The best accidents are the happy ones. They come as surprises, but instead of delivering misfortune they bring opportunity.
That’s what happened years ago on my farm, when we discovered what is now called the Saguna Regenerative Technique—a method of agriculture that started out as a new way to cultivate rice, but whose broad lessons are starting to improve crop production across India.
In the 1990s, I became interested in solving a problem with rice farming. We need to produce enormous amounts of rice, which about half of the world’s people eat daily. Yet the production of this staple crop involves so much hardship and humiliation that lots of people refuse to engage in it. In today’s practice of paddy cultivation they do not have an option to get rid of plowing, puddling, transplanting, and ditching in the process.
One of the goals of my farm is to restore dignity to agriculture—and I will not rest till I find a way to help rice farmers grow food with pride.
Then came my happy accident.
In 2011, on my farm which is south of Mumbai in the Raigad district of Maharashtra, I had set aside a large plot of land for groundnuts, known as “peanuts,” elsewhere. We planted them in an area with raised beds and drip irrigation, but about three-quarters of the way through the job my seed was exhausted. I was hesitant to leave the remaining beds empty and barren, but my only easy option was to plant rice to make it look good and green.
Passers-by laughed at me for the side-by-side planting of two crops. Rice needed a lot of water which was detrimental to groundnuts. To them, it was senseless.
But then an astonishing thing happened: Both crops did well and that included a higher yield in the rice also.
Scientists know that the validity of their experiments depends on whether others can replicate them—and so I tried to confirm this new technique on multiple plots on my farm in 2012. The results were promising, and I encouraged nearby farmers to try it out. I guaranteed these farmers I would compensate them if they suffered losses in yield.
Fortunately, everyone got much higher yields than they had expected. The Saguna Rice Technique (SRT), as we came to call it, was a proven concept.
One of the main benefits of SRT is that it’s a no-till method. Because we have removed the atrocity of tillage, our soil stays in place rather than erodes. The soil also is healthier, as it encourages the natural production of earthworms and increases the organic carbon in the soil. This allows roots to thrive and crops to prosper.
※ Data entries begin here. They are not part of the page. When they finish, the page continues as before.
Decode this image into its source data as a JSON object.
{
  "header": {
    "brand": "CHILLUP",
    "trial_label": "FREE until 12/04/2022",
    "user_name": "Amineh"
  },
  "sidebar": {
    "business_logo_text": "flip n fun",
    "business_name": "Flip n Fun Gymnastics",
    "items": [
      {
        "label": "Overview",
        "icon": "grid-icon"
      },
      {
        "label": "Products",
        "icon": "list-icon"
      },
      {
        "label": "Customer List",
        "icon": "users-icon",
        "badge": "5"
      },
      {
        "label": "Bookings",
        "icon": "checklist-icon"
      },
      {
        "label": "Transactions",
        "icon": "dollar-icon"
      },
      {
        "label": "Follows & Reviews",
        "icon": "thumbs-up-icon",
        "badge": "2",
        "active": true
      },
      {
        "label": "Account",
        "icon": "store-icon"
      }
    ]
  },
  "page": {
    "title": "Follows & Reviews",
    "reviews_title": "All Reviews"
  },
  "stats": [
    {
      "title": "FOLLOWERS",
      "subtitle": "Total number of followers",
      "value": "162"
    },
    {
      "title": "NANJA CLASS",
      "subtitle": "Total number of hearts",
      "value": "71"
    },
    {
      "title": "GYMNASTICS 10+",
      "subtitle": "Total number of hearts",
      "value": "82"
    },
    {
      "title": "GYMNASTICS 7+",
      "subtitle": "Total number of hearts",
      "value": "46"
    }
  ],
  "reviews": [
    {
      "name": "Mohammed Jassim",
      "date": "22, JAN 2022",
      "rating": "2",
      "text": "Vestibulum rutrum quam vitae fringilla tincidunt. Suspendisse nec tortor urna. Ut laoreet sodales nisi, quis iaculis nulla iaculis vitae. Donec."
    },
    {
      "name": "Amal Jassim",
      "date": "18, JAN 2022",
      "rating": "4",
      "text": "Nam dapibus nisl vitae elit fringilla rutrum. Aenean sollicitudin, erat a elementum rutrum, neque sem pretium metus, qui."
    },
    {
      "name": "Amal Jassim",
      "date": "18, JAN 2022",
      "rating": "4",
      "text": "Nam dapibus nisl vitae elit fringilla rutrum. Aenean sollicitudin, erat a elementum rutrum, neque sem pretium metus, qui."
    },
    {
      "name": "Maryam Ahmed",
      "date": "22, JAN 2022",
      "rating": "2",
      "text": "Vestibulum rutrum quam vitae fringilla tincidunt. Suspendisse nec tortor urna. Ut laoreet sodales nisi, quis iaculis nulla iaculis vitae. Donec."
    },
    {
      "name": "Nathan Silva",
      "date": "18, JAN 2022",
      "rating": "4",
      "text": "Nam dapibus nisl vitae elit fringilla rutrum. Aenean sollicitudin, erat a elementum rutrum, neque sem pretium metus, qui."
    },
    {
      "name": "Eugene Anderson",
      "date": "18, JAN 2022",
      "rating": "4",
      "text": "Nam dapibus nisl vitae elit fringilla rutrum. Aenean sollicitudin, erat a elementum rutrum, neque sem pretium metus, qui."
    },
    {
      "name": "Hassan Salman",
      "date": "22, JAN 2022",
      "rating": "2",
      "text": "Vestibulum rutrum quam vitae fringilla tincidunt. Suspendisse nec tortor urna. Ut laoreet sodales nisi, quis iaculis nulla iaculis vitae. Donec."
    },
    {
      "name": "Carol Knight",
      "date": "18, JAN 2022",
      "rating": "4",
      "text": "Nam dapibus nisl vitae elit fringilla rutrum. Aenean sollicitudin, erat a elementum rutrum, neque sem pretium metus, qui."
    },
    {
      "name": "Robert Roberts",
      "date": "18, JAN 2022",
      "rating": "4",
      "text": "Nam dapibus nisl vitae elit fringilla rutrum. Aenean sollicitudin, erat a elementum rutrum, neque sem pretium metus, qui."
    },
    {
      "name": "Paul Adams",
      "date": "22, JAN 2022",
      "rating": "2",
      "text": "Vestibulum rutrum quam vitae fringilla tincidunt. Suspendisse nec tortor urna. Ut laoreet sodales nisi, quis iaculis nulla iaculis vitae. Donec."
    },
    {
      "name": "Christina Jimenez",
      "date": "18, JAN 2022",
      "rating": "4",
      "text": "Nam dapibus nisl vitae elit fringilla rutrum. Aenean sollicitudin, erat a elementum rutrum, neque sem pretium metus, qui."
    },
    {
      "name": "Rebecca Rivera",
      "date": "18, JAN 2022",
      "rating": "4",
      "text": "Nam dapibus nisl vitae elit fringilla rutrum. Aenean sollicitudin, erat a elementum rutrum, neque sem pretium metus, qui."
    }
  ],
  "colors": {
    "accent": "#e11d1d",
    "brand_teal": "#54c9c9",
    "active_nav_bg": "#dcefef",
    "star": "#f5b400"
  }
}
And very importantly, it eliminates the drudgery that surrounds traditional paddy rice farming: No more ploughing, no more puddling, and no more of the manual transplantations that have made rice farming an unattractive way to make a living.
Through innovation, we had returned dignity to farmers.
We didn’t stop there. From the beginning, we applied the no-till methods of SRT to other crops on our farm: pulses, vegetables, corn, and more. It worked for them as well.
Cotton and soybeans posed a challenge, however, because they often struggle in soils with lots of clay and poor drainage. Then, in 2019, an officer who was in charge of the “Project on Climate Resilient Agriculture (PoCRA)” from the World Bank brought growers from a drought-prone district to our farm. He wanted to introduce them to SRT, but most of our guest farmers were skeptical.
One courageous farmer decided to take a chance. He used SRT on his cotton crop—and achieved excellent results. In 2020, about 30 of his neighbors adopted the method as well. The next year, 300 tried it and this year the number has grown to more than 1,000. All of this new change took place without big supportive monetary attractions. Seeing the success of SRT was the only motivation they needed, and now successful farmers are helping their needy neighbors.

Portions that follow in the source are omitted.